After failing to settle Michigan’s $40 billion budget by the Oct. 1 deadline, lawmakers are working under a temporary budget that expires Oct. 31.

Bishop’s spokesman Matt Marsden said Bishop held the bills because the governor’s veto would add to the deficit.

“We asked her to sign (the bills) as they came to her desk,” Marsden said. “The governor needs to understand that what she has on her desk is a solution that doesn’t raise tax and balances the budget.”

But Granholm already has used her veto power on the K-12 education budget. During a press conference Tuesday, she said Bishop needs to compromise to restore funding to programs such as the Michigan Promise Scholarship.

“I would ask him to commit to the promise we made to students,” she said.

While working to erase Michigan’s $2.8 billion deficit, the Legislature slashed the Michigan Promise Scholarship and about $60 million in financial aid funding for higher education.

Along with higher education, budget bills for human services, community health, state police and energy, labor and economic growth are unresolved. Granholm said she only will veto specific items on them — not entire bills — to restore funding.

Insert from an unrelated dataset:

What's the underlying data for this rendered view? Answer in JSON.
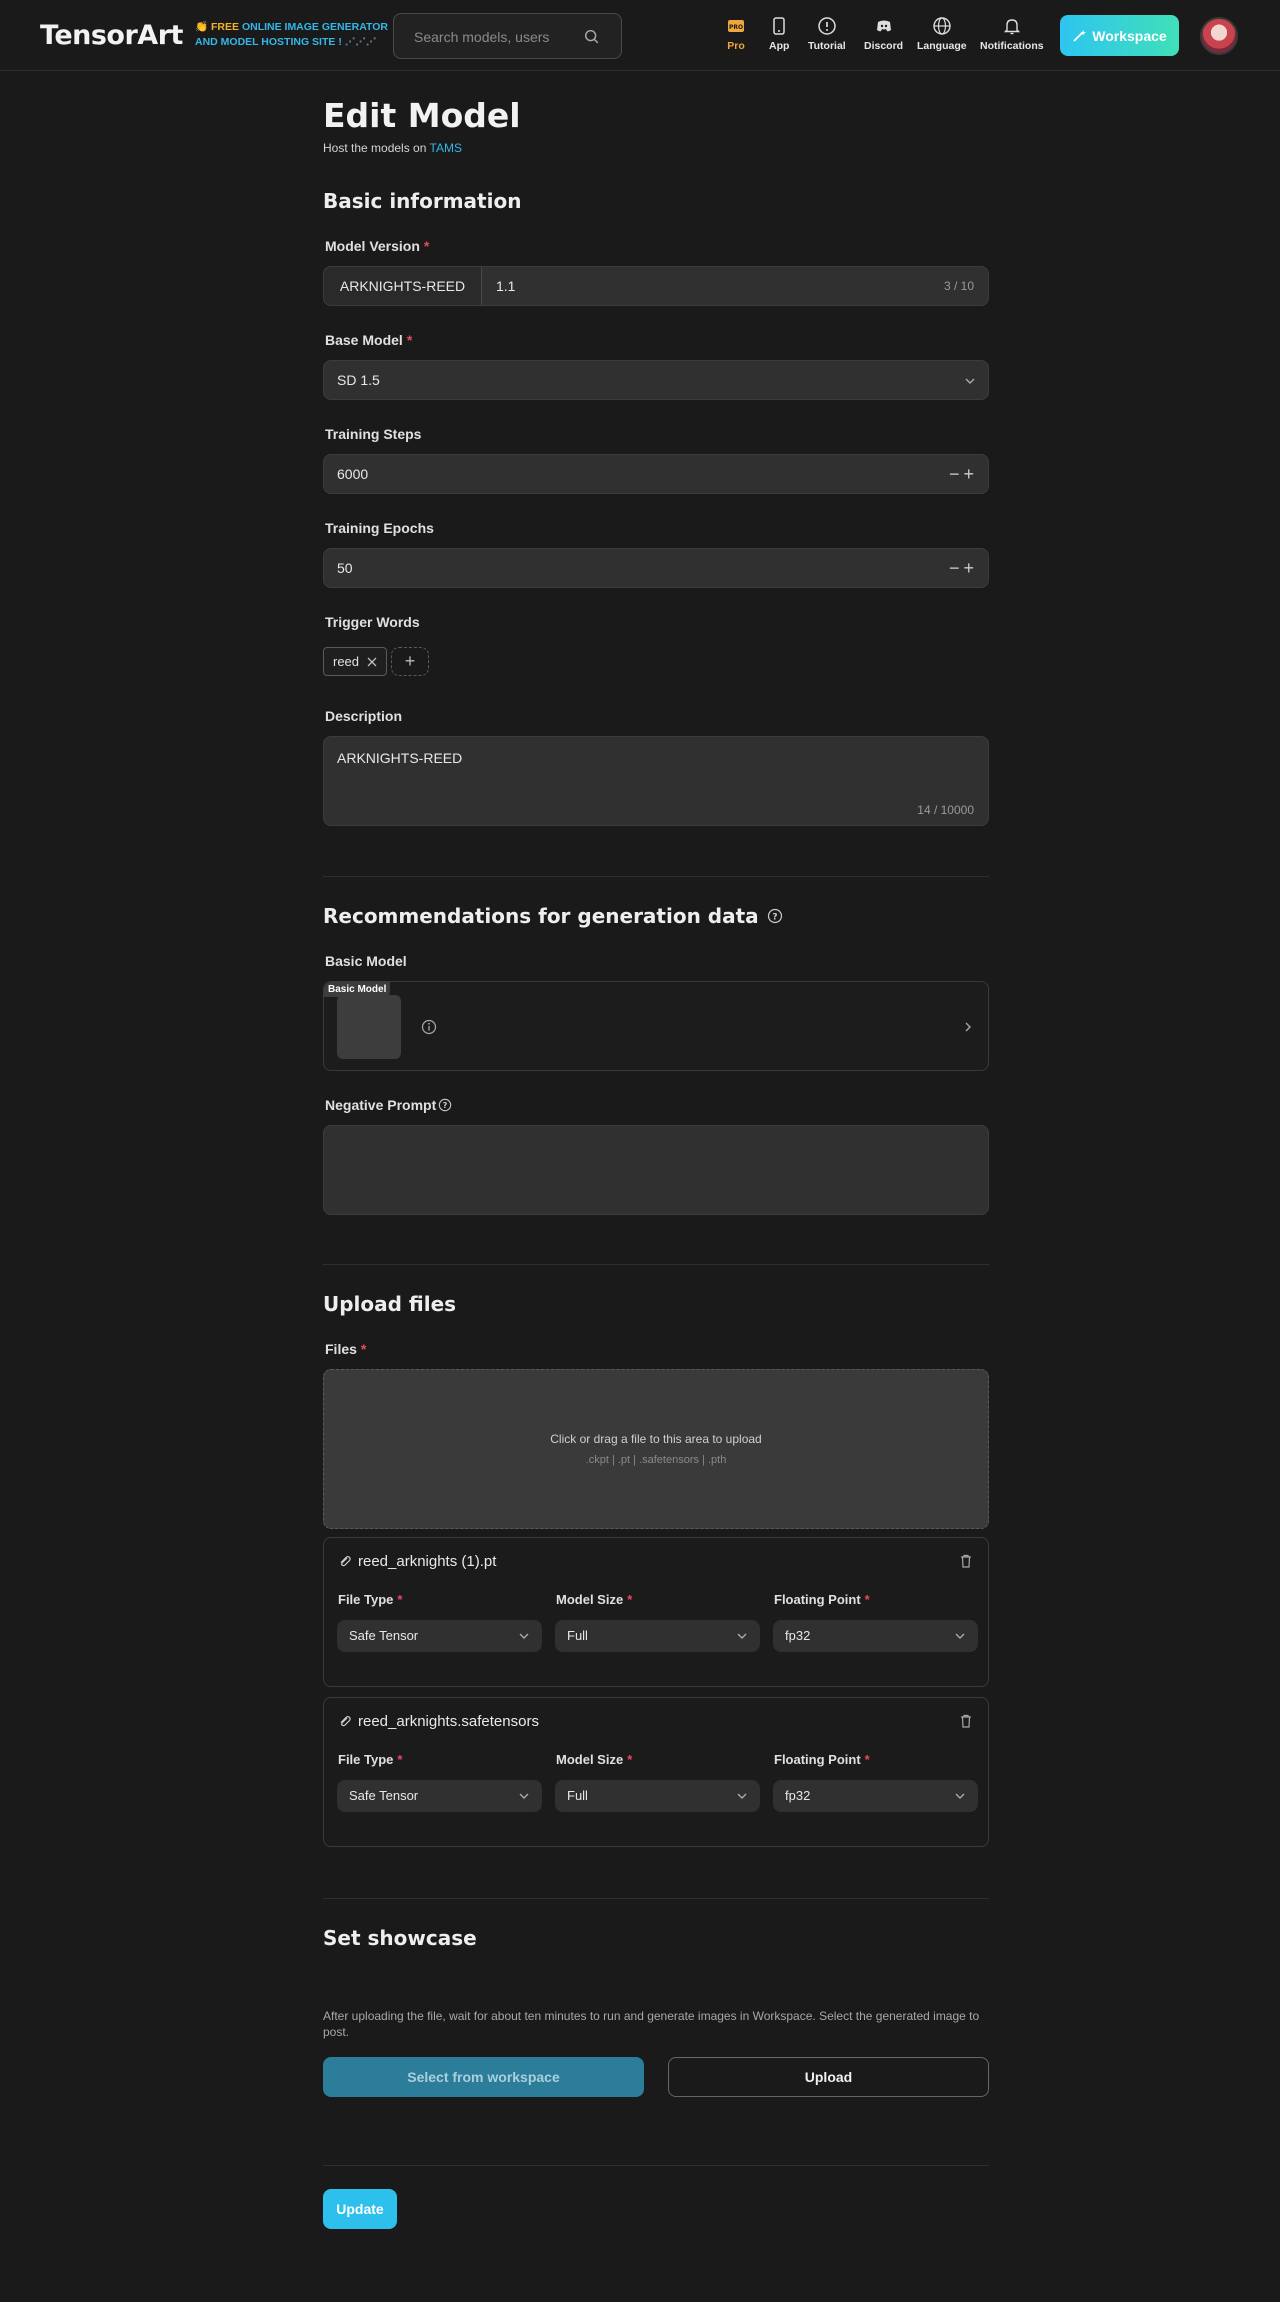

“I hope that by her vetoing things, (Bishop) will show some reason and understand how important it is to the citizens of Michigan that we provide some basic services,” said state Sen. Deb Cherry, D-Burton.

But Marsden said Granholm’s veto power wouldn’t restore funding.

“We will not be going back to fund any of those budgets,” Marsden said. “Those funds will be moved into consideration for savings into next year’s … deficit.”

With funding gone, 96,000 college students who rely on the Michigan Promise Scholarship would be out of luck.

“We are going to just have to try to see what we have left when we get through this,” MSU Trustee Donald Nugent said.

And experts said next year the budget battle could be worse.

“(It) could be the single worst budget to be written in the state’s history,” said Craig Ruff, senior policy fellow at Public Sector Consultants, a policy research group in Lansing. “I don’t know how they will write a budget that is balanced without raising taxes.”